North Korea has been targeted with harsh economic sanctions after repeatedly refusing to shut down its nuclear development programme.
Foreign policy expert Michael O'Hanlon warned North Korea could be using talks with South Korea to convince Russia and China to resume the cash flow to Pyongyang.
He said: "An additional potential danger is North Korea just wanting to appear reasonable in the eyes of Russia and China so the sanctions are loosened, or not fully enforced.
"Having said all of that, I support them because some degree of defusing what’s become an urgently dangerous crisis between one nuclear-armed country run by a dictator and a very powerful alliance to the South has been the scariest thing in the second part of 2017 and to start the new year."
China and Russia are considered to be North Korea's only close allies due to the aggressive rhetoric Pyongyang has been using to fan fears of World War 3.
The Brooking Institution senior fellow also warned North Korea could follow in Moscow's footsteps, using the Winter Olympics to distract the world from its warmongering ambitions.

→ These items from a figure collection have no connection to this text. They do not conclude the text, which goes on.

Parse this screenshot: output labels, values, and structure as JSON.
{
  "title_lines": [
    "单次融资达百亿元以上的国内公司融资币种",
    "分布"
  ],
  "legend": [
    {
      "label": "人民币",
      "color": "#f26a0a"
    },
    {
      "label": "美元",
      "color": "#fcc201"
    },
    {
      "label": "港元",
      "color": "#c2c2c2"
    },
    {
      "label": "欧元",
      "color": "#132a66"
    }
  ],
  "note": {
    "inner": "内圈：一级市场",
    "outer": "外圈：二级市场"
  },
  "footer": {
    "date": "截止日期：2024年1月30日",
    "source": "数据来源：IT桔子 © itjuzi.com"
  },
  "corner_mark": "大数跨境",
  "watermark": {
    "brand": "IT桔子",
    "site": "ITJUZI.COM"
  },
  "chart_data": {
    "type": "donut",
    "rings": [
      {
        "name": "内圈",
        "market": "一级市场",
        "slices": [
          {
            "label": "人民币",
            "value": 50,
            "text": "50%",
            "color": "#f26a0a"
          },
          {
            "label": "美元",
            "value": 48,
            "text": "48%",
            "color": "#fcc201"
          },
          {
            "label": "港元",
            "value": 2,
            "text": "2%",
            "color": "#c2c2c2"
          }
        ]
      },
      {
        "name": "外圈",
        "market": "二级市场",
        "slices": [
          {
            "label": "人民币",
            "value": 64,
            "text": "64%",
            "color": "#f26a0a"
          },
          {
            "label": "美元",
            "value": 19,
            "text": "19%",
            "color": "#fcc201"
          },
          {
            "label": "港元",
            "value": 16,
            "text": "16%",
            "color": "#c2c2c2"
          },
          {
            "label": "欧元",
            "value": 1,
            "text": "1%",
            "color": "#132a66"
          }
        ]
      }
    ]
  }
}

Mr O'Hanlon told Fox News: "Let's not forget what happened in previous Olympic periods when people used the Olympics either as a cover for aggression – that’s what Russia did in 2008 with the Beijing Olympics when it invaded Georgia – or when Russia after its own Olympics in 2014 annexed Crimea.
"Even if we get a couple months of a lull we gotta have a strategy for what would happen next to make sure we are not taken advantage of and make sure we don’t squander whatever opportunity we may have for diplomacy."
Despite voting in favour of issuing harsher economic sanctions against the Kim regime, reports have claimed China continues to provide North Korea with fuel.
Reports from South Korean newspaper Chosun Ilbo suggest China transferred oil to North Korean ships nearly 30 times since October despite backing UN sanctions banning oil trade with Pyongyang.
US President Donald Trump responded to the rumours saying he was "disappointed" with China for perpetuating the "North Korea problem" with the sale.
It comes after officials from Seoul were seen crossing Unification Bridge for the first face-to-face talks in over two years to discuss North Korea’s team taking part in the Winter Olympics in Pyeongchang.
Unification Ministry spokesman Baek Tae-hyun said: ”The talks will focus on North Korea's participation in the Pyeongchang Winter Olympics and our preparations have centred around some requests made by the North for a peaceful Olympic Games.”
The two bitter neighbours may even march under the same flag at the opening ceremony of the Winter Olympics, some officials from the South hope.